Each of us knows where we are disappointing God and need to grow up.  You should pray to Him about that.  For example, you may realize that you are impatient with people.  God will answer that.  But you won’t wake up the next morning and exclaim, “Wow—I feel all different!  I just feel really patient!”  That’s not the way it works!  More likely, if you pray to God to give you patience, He may put you behind a traffic snarl that goes on for miles, surrounded by rude drivers full of rage and beeping their horns, while you are late for work, or for your wedding.  That’s how a God of discipline teaches patience in His vale of soul-making!

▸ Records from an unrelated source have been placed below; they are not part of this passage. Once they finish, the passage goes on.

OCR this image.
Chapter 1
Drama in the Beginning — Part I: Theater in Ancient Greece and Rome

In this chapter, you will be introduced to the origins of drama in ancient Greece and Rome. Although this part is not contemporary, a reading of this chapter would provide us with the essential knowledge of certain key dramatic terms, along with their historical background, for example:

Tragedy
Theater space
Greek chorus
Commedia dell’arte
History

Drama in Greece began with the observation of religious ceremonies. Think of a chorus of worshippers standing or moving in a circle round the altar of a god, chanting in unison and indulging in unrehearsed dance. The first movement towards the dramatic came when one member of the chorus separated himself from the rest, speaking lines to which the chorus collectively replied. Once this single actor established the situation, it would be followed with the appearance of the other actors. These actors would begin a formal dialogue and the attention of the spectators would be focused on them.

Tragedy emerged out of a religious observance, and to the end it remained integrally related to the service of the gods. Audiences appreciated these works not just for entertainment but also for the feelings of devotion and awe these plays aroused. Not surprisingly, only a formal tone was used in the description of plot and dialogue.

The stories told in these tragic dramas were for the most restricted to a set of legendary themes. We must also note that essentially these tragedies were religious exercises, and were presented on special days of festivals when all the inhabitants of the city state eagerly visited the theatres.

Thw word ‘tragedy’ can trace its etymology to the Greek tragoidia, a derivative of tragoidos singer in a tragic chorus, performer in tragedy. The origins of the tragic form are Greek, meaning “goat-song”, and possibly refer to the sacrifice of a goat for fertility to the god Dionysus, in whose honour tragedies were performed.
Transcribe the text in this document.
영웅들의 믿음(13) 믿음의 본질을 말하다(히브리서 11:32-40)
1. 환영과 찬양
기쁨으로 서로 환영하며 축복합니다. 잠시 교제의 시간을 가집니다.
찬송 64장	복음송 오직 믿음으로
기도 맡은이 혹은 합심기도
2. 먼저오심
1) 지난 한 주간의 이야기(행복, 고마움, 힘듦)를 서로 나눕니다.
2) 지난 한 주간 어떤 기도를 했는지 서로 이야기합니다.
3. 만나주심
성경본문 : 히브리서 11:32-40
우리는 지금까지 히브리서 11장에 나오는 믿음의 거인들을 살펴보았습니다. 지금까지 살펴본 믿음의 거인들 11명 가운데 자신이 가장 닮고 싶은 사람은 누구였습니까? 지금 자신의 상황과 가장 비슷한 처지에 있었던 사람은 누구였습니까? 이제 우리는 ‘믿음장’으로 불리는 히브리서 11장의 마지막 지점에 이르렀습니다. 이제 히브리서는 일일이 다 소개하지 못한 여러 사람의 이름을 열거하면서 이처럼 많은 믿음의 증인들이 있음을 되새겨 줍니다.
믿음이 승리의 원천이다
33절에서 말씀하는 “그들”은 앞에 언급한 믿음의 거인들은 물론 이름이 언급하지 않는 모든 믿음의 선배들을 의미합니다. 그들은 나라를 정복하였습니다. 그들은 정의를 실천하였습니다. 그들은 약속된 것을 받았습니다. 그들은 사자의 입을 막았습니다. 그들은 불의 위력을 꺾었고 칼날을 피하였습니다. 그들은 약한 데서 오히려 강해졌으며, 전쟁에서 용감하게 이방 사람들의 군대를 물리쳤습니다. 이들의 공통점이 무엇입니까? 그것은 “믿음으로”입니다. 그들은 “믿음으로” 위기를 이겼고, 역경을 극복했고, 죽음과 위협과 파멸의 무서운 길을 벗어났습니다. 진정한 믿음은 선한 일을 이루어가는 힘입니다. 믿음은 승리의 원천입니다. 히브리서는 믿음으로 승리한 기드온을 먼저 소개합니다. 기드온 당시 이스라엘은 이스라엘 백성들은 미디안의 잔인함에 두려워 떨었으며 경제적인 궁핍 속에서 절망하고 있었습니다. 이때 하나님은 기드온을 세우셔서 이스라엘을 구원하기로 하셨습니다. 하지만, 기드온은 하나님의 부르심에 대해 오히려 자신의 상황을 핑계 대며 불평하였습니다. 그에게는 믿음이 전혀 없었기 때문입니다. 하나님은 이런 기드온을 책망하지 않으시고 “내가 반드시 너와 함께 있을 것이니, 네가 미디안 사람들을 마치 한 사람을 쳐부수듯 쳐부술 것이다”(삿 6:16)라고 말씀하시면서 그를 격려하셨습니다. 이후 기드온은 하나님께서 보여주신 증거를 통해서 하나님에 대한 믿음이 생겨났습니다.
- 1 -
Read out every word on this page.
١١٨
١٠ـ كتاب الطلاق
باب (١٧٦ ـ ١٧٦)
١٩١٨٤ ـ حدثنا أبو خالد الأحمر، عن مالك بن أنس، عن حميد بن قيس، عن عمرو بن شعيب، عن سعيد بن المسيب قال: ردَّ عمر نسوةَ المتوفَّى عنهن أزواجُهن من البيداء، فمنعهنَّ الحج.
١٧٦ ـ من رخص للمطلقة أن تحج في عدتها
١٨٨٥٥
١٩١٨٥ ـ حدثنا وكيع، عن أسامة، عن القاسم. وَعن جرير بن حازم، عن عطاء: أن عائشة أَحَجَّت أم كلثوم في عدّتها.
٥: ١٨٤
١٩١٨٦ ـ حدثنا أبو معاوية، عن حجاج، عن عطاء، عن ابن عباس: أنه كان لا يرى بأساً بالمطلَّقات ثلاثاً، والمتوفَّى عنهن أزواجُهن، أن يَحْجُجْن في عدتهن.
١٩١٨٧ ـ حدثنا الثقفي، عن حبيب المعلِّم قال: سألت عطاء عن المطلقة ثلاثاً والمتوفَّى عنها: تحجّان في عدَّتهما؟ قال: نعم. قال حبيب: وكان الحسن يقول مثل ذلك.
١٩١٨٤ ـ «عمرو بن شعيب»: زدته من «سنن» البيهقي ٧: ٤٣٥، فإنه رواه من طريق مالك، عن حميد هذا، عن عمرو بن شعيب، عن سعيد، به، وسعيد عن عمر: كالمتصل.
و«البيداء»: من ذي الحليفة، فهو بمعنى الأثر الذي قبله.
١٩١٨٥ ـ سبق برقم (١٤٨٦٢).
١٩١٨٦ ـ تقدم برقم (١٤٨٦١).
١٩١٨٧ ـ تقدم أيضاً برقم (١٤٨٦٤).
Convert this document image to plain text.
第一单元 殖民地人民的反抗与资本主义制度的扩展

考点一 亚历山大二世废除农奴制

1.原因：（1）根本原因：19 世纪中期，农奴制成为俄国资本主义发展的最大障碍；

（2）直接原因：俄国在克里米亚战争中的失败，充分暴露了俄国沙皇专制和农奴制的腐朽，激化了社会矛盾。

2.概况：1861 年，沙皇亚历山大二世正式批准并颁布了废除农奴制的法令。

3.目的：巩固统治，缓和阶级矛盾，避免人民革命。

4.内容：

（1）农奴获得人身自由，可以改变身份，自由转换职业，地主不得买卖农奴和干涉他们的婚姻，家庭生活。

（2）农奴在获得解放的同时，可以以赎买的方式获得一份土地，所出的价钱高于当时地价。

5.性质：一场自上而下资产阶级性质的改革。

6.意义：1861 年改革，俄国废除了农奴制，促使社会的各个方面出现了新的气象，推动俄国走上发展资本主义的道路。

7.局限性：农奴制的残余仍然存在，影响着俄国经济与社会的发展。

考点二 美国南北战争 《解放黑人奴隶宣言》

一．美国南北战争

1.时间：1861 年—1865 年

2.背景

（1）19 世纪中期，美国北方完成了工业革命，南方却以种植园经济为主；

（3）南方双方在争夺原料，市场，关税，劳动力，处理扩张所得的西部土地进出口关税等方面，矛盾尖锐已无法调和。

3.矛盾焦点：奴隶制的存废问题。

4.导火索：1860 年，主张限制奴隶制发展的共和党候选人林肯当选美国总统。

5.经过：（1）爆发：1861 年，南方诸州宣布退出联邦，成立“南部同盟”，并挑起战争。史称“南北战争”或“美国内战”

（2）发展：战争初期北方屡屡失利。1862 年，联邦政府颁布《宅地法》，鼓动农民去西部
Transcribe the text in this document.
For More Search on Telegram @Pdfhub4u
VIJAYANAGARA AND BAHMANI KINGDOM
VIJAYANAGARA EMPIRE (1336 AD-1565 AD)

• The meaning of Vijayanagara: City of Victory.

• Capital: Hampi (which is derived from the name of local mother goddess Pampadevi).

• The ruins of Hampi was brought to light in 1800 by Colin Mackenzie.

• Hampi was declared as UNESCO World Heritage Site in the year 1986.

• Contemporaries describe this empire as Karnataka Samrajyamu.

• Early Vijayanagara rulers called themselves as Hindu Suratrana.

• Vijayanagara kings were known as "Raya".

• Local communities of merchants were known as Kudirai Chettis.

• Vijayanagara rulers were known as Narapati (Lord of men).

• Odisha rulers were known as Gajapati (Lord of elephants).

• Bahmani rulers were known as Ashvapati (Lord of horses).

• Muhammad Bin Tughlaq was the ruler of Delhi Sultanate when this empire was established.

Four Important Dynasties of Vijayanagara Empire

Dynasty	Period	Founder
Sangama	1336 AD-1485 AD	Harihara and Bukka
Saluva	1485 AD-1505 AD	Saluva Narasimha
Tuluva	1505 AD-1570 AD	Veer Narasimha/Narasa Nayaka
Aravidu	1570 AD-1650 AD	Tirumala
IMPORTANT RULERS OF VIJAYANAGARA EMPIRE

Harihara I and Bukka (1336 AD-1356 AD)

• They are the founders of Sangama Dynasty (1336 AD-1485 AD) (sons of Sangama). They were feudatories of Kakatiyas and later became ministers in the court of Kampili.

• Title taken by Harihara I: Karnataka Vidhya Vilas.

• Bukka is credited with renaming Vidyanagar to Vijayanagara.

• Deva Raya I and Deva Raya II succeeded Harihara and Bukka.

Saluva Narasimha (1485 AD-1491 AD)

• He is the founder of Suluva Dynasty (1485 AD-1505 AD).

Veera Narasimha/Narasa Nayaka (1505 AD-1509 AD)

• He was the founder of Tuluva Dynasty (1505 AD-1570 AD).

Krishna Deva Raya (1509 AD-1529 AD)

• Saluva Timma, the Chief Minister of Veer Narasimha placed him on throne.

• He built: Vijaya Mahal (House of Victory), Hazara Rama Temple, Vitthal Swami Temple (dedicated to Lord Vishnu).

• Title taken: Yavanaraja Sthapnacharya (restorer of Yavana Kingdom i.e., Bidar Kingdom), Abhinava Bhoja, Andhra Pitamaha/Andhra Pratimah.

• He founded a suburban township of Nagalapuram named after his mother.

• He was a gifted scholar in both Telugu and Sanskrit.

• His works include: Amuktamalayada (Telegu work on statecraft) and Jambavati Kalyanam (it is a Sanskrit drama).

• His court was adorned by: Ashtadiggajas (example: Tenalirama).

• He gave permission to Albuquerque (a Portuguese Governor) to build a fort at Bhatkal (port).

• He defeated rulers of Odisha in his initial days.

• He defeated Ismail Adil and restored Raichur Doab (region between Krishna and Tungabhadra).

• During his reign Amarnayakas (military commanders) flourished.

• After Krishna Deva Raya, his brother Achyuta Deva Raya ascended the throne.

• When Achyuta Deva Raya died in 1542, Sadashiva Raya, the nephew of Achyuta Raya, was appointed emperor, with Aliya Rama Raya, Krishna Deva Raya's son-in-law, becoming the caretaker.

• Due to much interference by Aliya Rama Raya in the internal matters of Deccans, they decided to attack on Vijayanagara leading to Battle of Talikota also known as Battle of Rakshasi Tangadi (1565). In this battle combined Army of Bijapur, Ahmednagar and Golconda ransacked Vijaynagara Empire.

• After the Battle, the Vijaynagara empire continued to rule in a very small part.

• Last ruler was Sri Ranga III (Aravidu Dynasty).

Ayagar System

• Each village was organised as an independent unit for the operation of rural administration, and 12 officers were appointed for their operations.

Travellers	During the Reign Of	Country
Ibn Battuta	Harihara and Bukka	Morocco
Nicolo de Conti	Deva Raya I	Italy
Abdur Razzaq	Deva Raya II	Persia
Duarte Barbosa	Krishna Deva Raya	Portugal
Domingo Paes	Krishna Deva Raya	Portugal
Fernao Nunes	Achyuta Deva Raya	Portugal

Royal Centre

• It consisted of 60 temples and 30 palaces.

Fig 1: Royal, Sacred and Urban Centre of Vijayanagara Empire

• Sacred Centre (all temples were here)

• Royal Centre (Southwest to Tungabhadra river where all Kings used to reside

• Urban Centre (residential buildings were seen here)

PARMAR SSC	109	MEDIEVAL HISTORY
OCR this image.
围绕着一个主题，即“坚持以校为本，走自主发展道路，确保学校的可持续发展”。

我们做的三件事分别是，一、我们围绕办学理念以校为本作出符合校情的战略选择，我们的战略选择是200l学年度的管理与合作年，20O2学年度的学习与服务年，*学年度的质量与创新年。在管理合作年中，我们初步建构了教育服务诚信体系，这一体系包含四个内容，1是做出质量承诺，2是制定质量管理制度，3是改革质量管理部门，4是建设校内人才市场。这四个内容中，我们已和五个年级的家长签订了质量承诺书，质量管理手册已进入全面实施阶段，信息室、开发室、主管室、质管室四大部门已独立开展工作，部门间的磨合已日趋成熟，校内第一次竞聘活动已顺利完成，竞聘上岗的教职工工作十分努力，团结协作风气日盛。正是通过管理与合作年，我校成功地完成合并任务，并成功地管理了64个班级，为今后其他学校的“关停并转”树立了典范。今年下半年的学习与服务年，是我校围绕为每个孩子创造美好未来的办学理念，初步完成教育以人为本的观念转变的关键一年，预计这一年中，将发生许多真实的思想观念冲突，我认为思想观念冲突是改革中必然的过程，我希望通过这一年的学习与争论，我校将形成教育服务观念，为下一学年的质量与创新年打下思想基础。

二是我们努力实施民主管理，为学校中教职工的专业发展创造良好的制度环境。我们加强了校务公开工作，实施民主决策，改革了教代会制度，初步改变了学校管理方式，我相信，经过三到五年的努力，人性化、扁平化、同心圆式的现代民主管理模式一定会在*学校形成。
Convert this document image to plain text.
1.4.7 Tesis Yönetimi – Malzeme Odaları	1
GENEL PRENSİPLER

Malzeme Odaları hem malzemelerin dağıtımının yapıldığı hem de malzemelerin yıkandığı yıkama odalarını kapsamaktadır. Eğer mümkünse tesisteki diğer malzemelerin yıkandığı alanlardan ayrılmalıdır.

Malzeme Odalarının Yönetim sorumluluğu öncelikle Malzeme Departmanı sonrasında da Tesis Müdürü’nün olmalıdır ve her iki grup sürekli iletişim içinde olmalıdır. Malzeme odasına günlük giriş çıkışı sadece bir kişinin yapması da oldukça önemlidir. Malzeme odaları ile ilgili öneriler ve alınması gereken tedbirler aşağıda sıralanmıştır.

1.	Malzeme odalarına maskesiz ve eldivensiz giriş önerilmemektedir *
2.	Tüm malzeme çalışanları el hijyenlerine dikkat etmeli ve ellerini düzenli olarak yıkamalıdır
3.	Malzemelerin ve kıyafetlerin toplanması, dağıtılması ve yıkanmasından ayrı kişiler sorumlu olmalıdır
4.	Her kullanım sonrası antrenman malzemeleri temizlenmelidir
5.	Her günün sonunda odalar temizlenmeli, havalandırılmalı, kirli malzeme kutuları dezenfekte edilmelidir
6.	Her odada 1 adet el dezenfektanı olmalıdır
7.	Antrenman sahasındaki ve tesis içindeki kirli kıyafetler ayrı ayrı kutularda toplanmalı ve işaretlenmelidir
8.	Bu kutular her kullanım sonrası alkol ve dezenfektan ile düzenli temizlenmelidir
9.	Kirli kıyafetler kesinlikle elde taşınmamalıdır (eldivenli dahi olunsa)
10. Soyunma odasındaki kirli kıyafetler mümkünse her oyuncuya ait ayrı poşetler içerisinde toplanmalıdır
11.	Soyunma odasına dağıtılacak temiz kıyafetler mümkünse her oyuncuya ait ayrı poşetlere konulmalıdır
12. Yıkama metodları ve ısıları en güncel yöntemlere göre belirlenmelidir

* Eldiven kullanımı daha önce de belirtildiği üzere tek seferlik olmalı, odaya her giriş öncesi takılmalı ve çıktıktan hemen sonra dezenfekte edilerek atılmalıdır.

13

And remember that earlier we said that all of our learning experience under God’s discipline is focused on our relationships?  Look at v. 14.  It’s all about relationships, about pursuing peace (successful relationships) with all people.  And you might be tempted to think that relationships with people are one thing, but holiness before God is a totally different thing.  This verse and many others teach that we have no holiness before God if our relationships fail to grow, and deepen, and mature.  Paul David Tripp (a Baptist preacher) writes:  “We forget that God’s primary goal is not changing our situations or relationships so that we can be happy, but changing us through our situations and relationships so that we will be holy.”

Finally, vs. 15-17 give another warning.  Discipline may generate two different responses.  It is usually a humiliating and painful experience.  One person may respond with acceptance, and with humility, and thus will actually benefit from discipline.  But another may respond with resentment, and with bitterness, and thus will remain immature.  Esau was like that.  He made a mistake and was filled with anger and bitterness.  He wanted to reclaim what he had lost, but was unwilling to humble himself.  Lots of tears of regret, but no repentance, no fundamental change of character or way of life.  Esau was rejected because he would not accept discipline.  And we are warned that we will be rejected to if that is our response to God.

Before it’s too late, learn from the Father’s discipline!  Appreciate what you have before it becomes what you had!